Première cause d’hospitalisation non programmée chez le sujet âgé de plus de 65 ans, l’insuffisance cardiaque aiguë (ICA) est grevée d’un taux de mortalité atteignant 12 % durant l’hospitalisation, plus de 8 à 20 % dans les deux mois suivant la sortie et de 25 à 50 % dans les cinq ans. « Bien que la population âgée soit la plus concernée par l’ICA, elle n’apparaît que partiellement dans les grands essais cliniques, ayant donné lieu aux recommandations internationales à ce sujet. Nous avons donc essayé d’apporter des réponses concernant la prise en charge, en préhospitalier et aux urgences, ainsi qu’en phase de suivi thérapeutique, pour tous les praticiens impliqués dans cette filière spécifique : urgentistes, cardiologues et gériatres, mais également internistes, généralistes, néphrologues, etc. », explique le Pr Nicolas Peschanski (CHU de Rennes), premier auteur de cette publication (1).

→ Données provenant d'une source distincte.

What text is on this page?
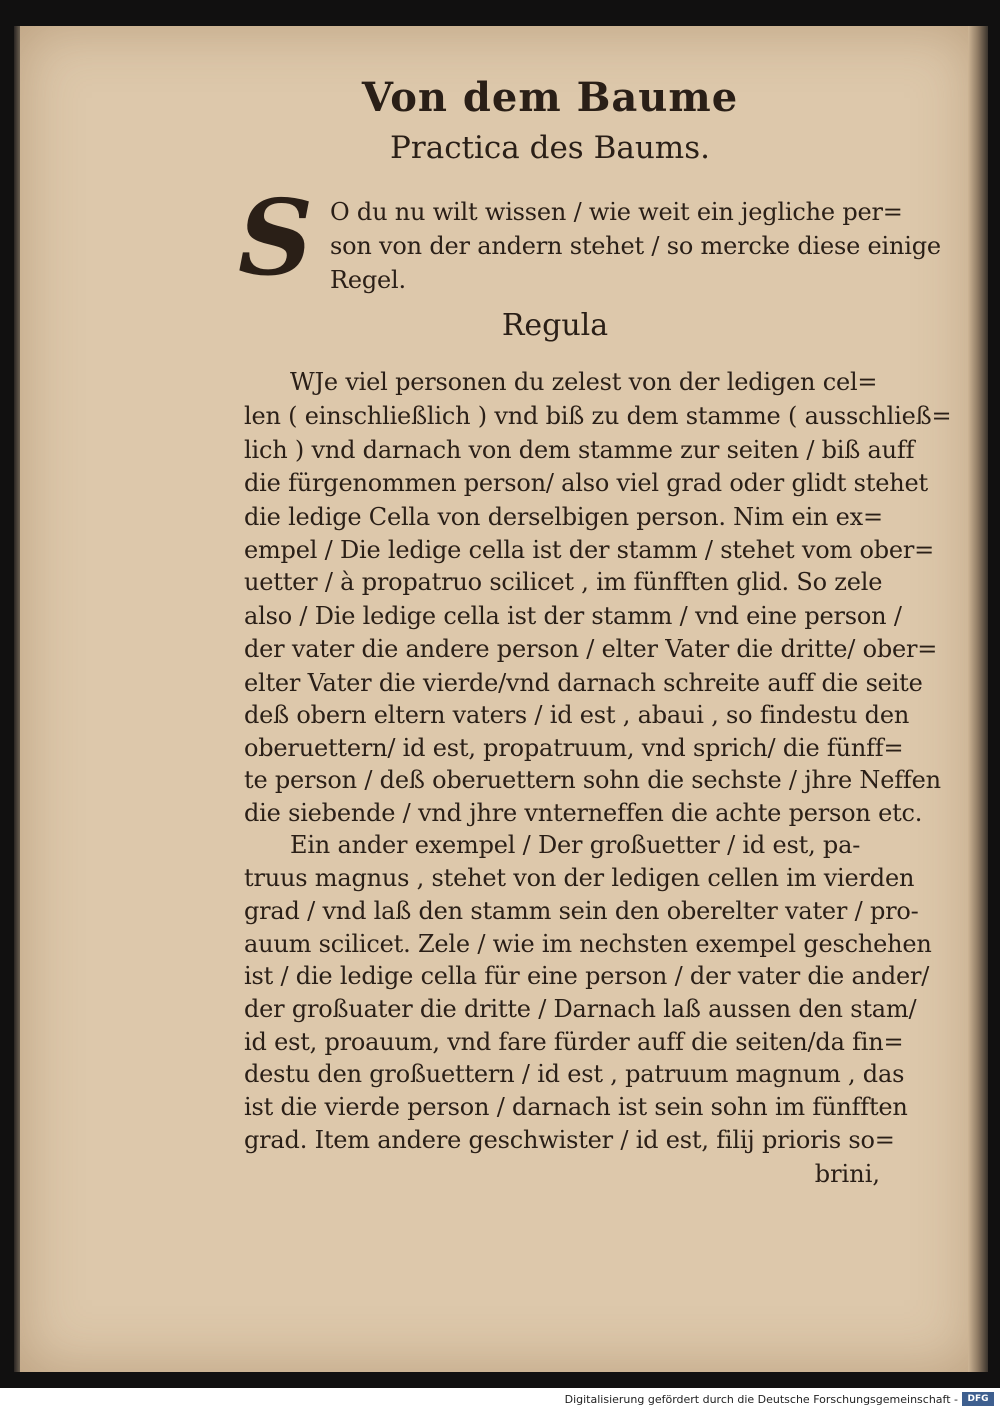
Von dem Baume
Practica des Baums.
S O du nu wilt wissen / wie weit ein jegliche per=
son von der andern stehet / so mercke diese einige
Regel.
Regula
WJe viel personen du zelest von der ledigen cel=
len ( einschließlich ) vnd biß zu dem stamme ( ausschließ=
lich ) vnd darnach von dem stamme zur seiten / biß auff
die fürgenommen person/ also viel grad oder glidt stehet
die ledige Cella von derselbigen person. Nim ein ex=
empel / Die ledige cella ist der stamm / stehet vom ober=
uetter / à propatruo scilicet , im fünfften glid. So zele
also / Die ledige cella ist der stamm / vnd eine person /
der vater die andere person / elter Vater die dritte/ ober=
elter Vater die vierde/vnd darnach schreite auff die seite
deß obern eltern vaters / id est , abaui , so findestu den
oberuettern/ id est, propatruum, vnd sprich/ die fünff=
te person / deß oberuettern sohn die sechste / jhre Neffen
die siebende / vnd jhre vnterneffen die achte person etc.
Ein ander exempel / Der großuetter / id est, pa-
truus magnus , stehet von der ledigen cellen im vierden
grad / vnd laß den stamm sein den oberelter vater / pro-
auum scilicet. Zele / wie im nechsten exempel geschehen
ist / die ledige cella für eine person / der vater die ander/
der großuater die dritte / Darnach laß aussen den stam/
id est, proauum, vnd fare fürder auff die seiten/da fin=
destu den großuettern / id est , patruum magnum , das
ist die vierde person / darnach ist sein sohn im fünfften
grad. Item andere geschwister / id est, filij prioris so=
brini,
Digitalisierung gefördert durch die Deutsche Forschungsgemeinschaft -	DFG
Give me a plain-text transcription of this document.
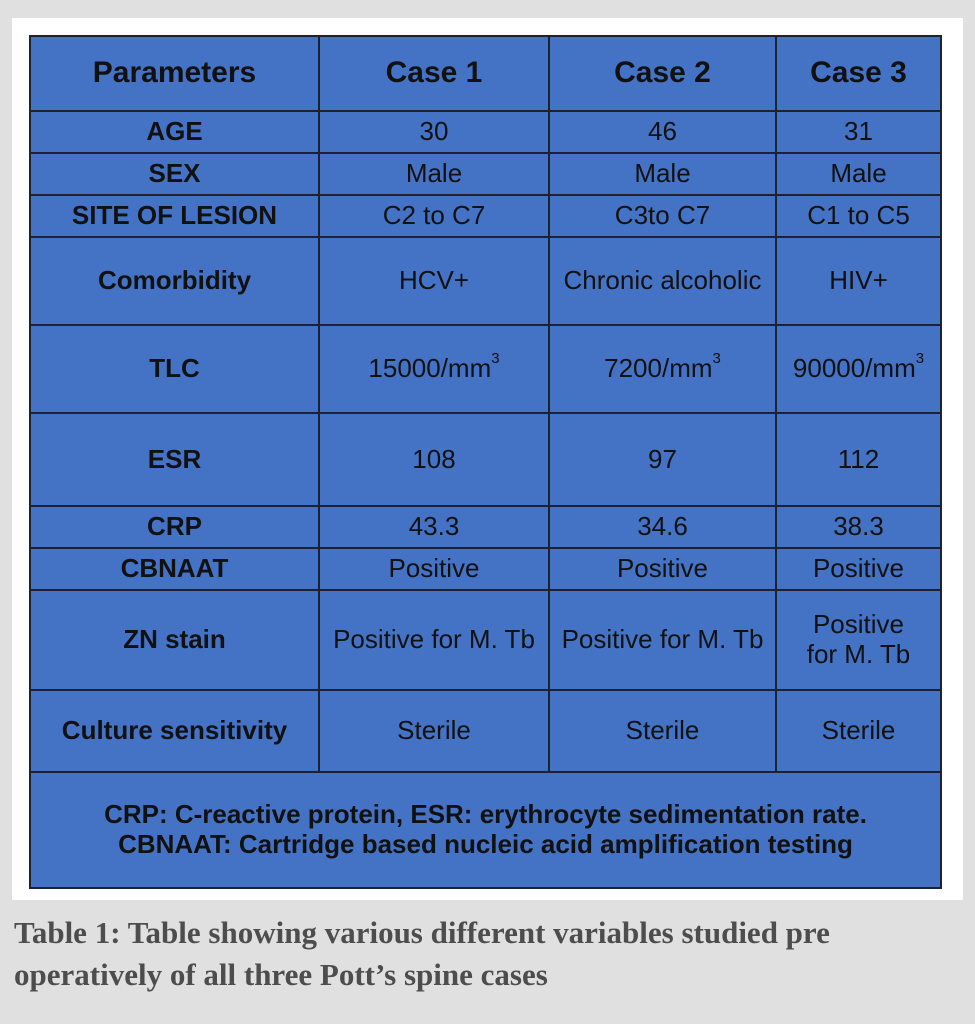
Parameters	Case 1	Case 2	Case 3
AGE	30	46	31
SEX	Male	Male	Male
SITE OF LESION	C2 to C7	C3to C7	C1 to C5
Comorbidity	HCV+	Chronic alcoholic	HIV+
TLC	$15000/mm^3$	$7200/mm^3$	$90000/mm^3$
ESR	108	97	112
CRP	43.3	34.6	38.3
CBNAAT	Positive	Positive	Positive
ZN stain	Positive for M. Tb	Positive for M. Tb	Positive for M. Tb
Culture sensitivity	Sterile	Sterile	Sterile
CRP: C-reactive protein, ESR: erythrocyte sedimentation rate. CBNAAT: Cartridge based nucleic acid amplification testing			
Table 1: Table showing various different variables studied pre operatively of all three Pott’s spine cases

La population âgée présente des spécificités, notamment la présence de pathologies associées, qui rendent la situation complexe au regard des recommandations générales. « L’important est qu’à toutes les étapes, il y ait une réflexion multidisciplinaire des trois spécialités — urgentistes, cardiologues et gériatres — pour définir le parcours de soins du patient âgé. »
L’âge ne doit pas être une limite
« La population âgée doit bénéficier de la même qualité de soins que la population générale et ce, dès le préhospitalier », signale l’urgentiste.
« La mise en place d’un réseau de télémédecine est vivement recommandée, si les outils sont disponibles. C’est une nouveauté par rapport aux recommandations générales. La filière ambulatoire Prado, par exemple, dédiée à la télésurveillance des patients insuffisants cardiaques à domicile au décours d’une hospitalisation, permet de prévenir certaines complications et hospitalisations », note le Pr Peschanski.
La mise en place d’un réseau de télémédecine est vivement recommandée
Il faut également prendre en compte les comorbidités, pour prévenir une réhospitalisation et, dans ce contexte, l’avis du gériatre est important.
Aux urgences, les facteurs déclenchants doivent être systématiquement recherchés : infection, anémie, troubles du rythme cardiaque, etc. « Dès les urgences, on peut agir en prévention des rechutes et des réhospitalisations. Si l’insuffisance cardiaque est déjà connue, il faut préserver les traitements du mieux possible, ne pas les arrêter, voire les optimiser », préconise le Pr Peschanski.
Imagerie et dosages
Il faut réaliser systématiquement un ECG aux urgences, et le renouveler au cours du séjour hospitalier, mais il n’y a pas lieu de surveiller en continu le patient en l’absence de signes de gravité.
Quant au dosage des peptides natriurétiques (BNP ou NT-proBNP) aux urgences, ce n’est pas un outil permettant d’améliorer la pertinence diagnostique et pronostique. « À l’analyse de la littérature, on s’aperçoit qu’il n’y a pas de seuils spécifiques de positivité valables pour la population âgée. En revanche, son utilité est reconnue avant la sortie de l’hôpital, pour avoir un taux de référence », indique l’urgentiste.
Le dosage de troponine quant à lui est recommandé aux urgences, pour un diagnostic étiologique, corrélé à la clinique et à l’analyse de l’ECG. Il peut être répété une fois.
Devant une dyspnée, il est recommandé de réaliser une échographie clinique thoracique, pulmonaire et cardiaque, pour diagnostiquer une ICA chez une personne âgée.
Enfin, les experts recommandent la réalisation d’une échographie transthoracique par le cardiologue pendant l’hospitalisation, dès que le patient est capable de maintenir une position en décubitus.
Une prise en charge multidisciplinaire
« Nous avons précisé les modalités thérapeutiques, notamment les posologies, qui n’étaient pas toujours explicitées dans les recommandations plus générales », explique le Pr Peschanski.
Une recommandation a été émise en faveur d’un traitement de furosémide en bolus en cas de congestion, qui peut être répété toutes les six heures. L’administration de dérivés nitrés est également recommandée, tant que la pression artérielle systolique est supérieure à 110 mmHg. Par ailleurs, il faut poursuivre les traitements au long cours tant que possible (bêtabloquants, ICE, ARA2, etc.).
Il n’est pas recommandé de mettre une sonde urinaire à demeure.
« Dans tous les cas, il faut recourir à une prise en charge pluridisciplinaire, puis orienter les patients vers un réseau de soins adapté impliquant tous les acteurs de la filière de soin. Il leur appartient de l’organiser, en établissant un dialogue constant afin d’améliorer la morbimortalité de l’ICA chez les personnes âgées », insiste le Pr Peschanski.